This debate over what to do with high level nuclear waste has taken many iterations including the Monitored Retrievable Storage plan in Tennessee in the 1980s. It would appear that we are no closer to a solution some 30+ years later. Here is an opinion piece supporting citizens groups to say no to Savanna processing facility as an interim waste sight. I am not advocating this pro or con for this opinion, just informing citizens on status of debate. Excerpt from the Post and Courier reads as follows:
“Yucca Mountain, Nev., was supposed to provide a permanent disposal site, and the federal government had spent $15 billion preparing it when the Obama administration pulled the plug on it.
President Obama subsequently named a Blue Ribbon Commission to consider other solutions.
The commission concluded that existing on-site storage would be adequate for the present and cited interim storage at a central site as a solution down the road. In doing so, the commission underscored the importance of hearing from local communities about interim disposal of high-level waste before making a commitment.
So the citizens advisory board, composed of South Carolina and Georgia residents who live near SRS, would do well to put the federal government on notice.
Besides the “no waste” option, the board is expected to consider supporting additional waste disposal, assuming there would be some benefit attached.
That could include, for example, the possibility of a reprocessing facility for high-level waste. Such a project would provide new investment and jobs.
The citizens group would do better to say that enough is enough, considering the extent to which Savannah River Site already has accommodated the disposal of defense waste. For example, SRS agreed to take 34 tons of weapons grade plutonium for conversion into mixed-oxide fuel that can be used in commercial reactors. The process would render the material unusable for weapons, as part of a nuclear non-proliferation agreement between the U.S. and Russia.
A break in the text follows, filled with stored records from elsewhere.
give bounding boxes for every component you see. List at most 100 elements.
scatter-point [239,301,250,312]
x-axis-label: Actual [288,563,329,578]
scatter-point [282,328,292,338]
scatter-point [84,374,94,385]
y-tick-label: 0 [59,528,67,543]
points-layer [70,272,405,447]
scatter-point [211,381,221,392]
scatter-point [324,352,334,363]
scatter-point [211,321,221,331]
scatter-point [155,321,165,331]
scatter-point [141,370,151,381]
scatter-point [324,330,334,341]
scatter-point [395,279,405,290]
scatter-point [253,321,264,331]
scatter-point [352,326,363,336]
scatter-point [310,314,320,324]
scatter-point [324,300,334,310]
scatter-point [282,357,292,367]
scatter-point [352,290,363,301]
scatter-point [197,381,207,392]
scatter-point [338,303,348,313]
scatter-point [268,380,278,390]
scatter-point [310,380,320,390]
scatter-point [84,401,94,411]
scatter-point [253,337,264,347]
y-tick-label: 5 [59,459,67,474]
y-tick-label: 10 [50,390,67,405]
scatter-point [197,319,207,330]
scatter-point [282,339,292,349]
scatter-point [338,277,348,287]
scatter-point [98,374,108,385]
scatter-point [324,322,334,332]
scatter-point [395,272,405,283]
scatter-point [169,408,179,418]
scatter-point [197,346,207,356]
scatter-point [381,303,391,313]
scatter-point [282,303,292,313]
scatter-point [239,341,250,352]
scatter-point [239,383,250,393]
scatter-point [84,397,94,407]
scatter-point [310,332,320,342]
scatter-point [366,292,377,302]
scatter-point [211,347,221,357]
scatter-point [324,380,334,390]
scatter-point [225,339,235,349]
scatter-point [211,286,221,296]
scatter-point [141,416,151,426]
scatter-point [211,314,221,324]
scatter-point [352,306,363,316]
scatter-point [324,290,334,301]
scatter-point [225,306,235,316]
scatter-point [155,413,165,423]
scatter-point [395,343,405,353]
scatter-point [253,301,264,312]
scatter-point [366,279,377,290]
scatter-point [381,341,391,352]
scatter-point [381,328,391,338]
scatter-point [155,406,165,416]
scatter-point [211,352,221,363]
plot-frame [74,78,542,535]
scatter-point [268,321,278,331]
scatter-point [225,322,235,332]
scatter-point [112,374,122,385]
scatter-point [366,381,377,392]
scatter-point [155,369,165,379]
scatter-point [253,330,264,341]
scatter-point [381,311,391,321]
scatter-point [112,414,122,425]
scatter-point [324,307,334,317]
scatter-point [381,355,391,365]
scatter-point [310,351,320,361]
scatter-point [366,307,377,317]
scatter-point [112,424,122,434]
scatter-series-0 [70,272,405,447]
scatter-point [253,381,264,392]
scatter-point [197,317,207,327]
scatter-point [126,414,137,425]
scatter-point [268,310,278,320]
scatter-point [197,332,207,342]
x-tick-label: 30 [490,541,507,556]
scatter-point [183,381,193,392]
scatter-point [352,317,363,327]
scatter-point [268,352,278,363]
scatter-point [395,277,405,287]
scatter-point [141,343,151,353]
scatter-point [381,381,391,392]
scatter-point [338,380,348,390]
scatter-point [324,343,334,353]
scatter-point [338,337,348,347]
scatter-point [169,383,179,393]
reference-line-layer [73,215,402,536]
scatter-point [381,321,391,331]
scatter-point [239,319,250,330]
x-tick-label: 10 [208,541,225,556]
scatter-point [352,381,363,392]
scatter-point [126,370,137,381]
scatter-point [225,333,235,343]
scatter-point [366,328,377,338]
But the MOX facility could be jeopardized by cost overruns. If it isn’t built, SRS could end up providing long-term storage for that additional waste stream, as well as the waste already generated on site.
Once nuclear waste is brought to SRS, it can be expected to remain indefinitely, absent a permanent repository at Yucca Mountain.
SRS was designed as a production facility, not a waste dump. The citizens committee should tell the administration just that with a preemptive rejection of any more waste disposal plans.”